Given that Ivers has failed to adduce evidence demonstrating the requisite level of fault as to Greer, his claim can go no further. However, the Court notes that he has also failed to adduce evidence to satisfy the fourth prong of the test - that Greer created or increased the risk of harm to him by virtue of her actions. This element of a state-created danger claim “asks whether a defendant exercised his or her authority to create a foreseeably dangerous situation.” Kaucher v. Cty. of Bucks, 455 F.3d 418, 432 (3d Cir. 2006). In other words, “[t]here must be a direct causal relationship between the affirmative act of the state and plaintiff's harm.” Id. The state's action should be the “but for” cause of the danger faced by the plaintiff. Id. “It is misuse of state authority, rather than a failure to use it, that can violate the Due Process Clause.” Bright v. Westmoreland Cnty., 443 F.3d 276, 282 (3d Cir. 2006). Greer was initially responsible for administering medical care to Ivers. She examined Ivers and concluded that he had not suffered a spinal cord injury. The link between her conduct (i.e., failing to stabilize Ivers, moving him across the gym floor, and telling paramedics that it would be okay to lift him without spinal stabilization) and his resulting injuries is (1) too attenuated given the record evidence of the intervening circumstances and (2) not supported by the record given that Ms. McCulloch's expert report concludes that Greer adhered to reasonable standards of care and acted professionally and appropriately. Ivers failed to adduce a genuine issue of material fact that Greer created or enhanced a danger to Ivers.
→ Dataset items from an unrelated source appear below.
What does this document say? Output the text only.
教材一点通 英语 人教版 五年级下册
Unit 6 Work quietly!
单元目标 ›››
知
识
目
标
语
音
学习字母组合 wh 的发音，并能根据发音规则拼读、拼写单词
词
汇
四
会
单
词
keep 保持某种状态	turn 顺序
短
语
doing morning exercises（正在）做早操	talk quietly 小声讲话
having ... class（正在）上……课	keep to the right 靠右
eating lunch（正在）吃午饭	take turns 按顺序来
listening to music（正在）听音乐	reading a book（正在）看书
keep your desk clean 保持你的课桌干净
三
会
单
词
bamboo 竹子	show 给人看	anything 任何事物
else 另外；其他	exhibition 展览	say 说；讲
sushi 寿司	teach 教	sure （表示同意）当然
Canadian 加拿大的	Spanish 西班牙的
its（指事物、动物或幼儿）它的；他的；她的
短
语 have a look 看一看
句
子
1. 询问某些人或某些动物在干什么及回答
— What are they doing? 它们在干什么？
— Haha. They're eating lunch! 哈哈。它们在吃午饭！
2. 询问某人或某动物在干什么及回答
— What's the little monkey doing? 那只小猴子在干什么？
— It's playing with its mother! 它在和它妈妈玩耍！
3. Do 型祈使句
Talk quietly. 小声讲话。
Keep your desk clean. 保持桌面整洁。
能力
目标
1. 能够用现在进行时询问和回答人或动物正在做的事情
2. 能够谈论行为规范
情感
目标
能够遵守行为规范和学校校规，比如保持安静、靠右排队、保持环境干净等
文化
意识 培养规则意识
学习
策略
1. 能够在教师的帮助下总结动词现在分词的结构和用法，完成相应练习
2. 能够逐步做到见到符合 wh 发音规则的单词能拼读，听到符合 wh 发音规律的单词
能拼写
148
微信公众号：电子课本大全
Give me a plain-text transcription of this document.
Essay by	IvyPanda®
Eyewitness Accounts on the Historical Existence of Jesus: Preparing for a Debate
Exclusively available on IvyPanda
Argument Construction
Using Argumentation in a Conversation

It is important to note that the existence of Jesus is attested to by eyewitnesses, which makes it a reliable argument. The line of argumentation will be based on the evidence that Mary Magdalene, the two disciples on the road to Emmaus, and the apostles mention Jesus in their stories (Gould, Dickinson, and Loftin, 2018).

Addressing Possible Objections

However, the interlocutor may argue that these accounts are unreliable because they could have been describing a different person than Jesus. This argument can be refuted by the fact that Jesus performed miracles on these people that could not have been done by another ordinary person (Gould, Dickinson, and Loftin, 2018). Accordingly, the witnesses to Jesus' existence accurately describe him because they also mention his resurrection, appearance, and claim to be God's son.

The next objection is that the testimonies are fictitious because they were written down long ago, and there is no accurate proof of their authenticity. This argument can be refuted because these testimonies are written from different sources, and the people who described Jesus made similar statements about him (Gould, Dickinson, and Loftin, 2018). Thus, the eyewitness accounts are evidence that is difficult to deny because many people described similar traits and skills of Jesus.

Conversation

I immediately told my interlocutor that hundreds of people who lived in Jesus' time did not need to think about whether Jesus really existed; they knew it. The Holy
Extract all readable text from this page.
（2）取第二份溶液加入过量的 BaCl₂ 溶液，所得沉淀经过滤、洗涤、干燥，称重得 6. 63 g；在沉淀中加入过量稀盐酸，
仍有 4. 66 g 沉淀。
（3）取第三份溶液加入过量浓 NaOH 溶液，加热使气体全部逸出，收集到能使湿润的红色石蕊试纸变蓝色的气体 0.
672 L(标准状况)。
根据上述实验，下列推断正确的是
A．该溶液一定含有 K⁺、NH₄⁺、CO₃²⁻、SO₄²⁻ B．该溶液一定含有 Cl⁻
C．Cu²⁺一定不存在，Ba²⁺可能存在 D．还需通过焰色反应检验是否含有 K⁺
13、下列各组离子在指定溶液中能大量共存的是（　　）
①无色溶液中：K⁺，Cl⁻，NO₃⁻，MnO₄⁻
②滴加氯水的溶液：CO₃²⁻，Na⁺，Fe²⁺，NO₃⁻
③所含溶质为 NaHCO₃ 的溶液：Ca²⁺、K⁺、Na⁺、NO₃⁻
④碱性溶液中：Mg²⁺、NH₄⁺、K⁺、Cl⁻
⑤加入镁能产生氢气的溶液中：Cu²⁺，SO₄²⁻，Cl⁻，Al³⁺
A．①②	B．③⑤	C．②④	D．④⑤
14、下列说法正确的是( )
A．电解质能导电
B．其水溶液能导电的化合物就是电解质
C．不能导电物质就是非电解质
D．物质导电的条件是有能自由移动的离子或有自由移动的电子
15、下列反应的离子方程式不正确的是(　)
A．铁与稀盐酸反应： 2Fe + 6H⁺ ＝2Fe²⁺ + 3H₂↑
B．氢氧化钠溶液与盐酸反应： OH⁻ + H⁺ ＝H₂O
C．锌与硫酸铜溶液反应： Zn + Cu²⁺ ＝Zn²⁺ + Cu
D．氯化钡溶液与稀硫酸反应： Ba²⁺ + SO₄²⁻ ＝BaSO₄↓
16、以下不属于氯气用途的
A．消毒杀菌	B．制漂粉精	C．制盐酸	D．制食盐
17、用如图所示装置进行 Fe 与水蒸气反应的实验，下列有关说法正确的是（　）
The doctrine of qualified immunity shields government actors from suit “insofar as their conduct does not violate clearly established statutory or constitutional rights of which a reasonable person would have known.” Zaloga v. Borough of Moosic, 841 F.3d 170, 174 (3d Cir. 2016) (quoting Harlow v. Fitzgerald, 457 U.S. 800, 818 (1982)). To determine whether qualified immunity shields a government official's action from § 1983 liability, courts apply a two-step test and inquire (1) whether the facts alleged by the plaintiff establish a violation of a constitutional right and (2) whether the constitutional right at issue was clearly established at the time of the alleged violation such that a reasonable official would understand that what he is doing violates that right. Pearson v. Callahan, 555 U.S. 223, 232 (2009). “When properly applied, [qualified immunity] [ ] protects ‘all but the plainly incompetent or those who knowingly violate the law.'” Ashcroft v. al-Kidd, 563 U.S. 731, 743 (2011) (quoting Malley v. Briggs, 475 U.S. 335, 341 (1986)). If Ivers had adduced evidence supporting his state-created danger claim against Greer, the Court would have been inclined to find that Greer was entitled to qualified immunity. It is not beyond debate that the right allegedly infringed upon was a clearly established constitutional right.
IV. Conclusion
Greer's motion will be granted and summary judgment will be entered in her favor as to Count II. An Order of Court will follow.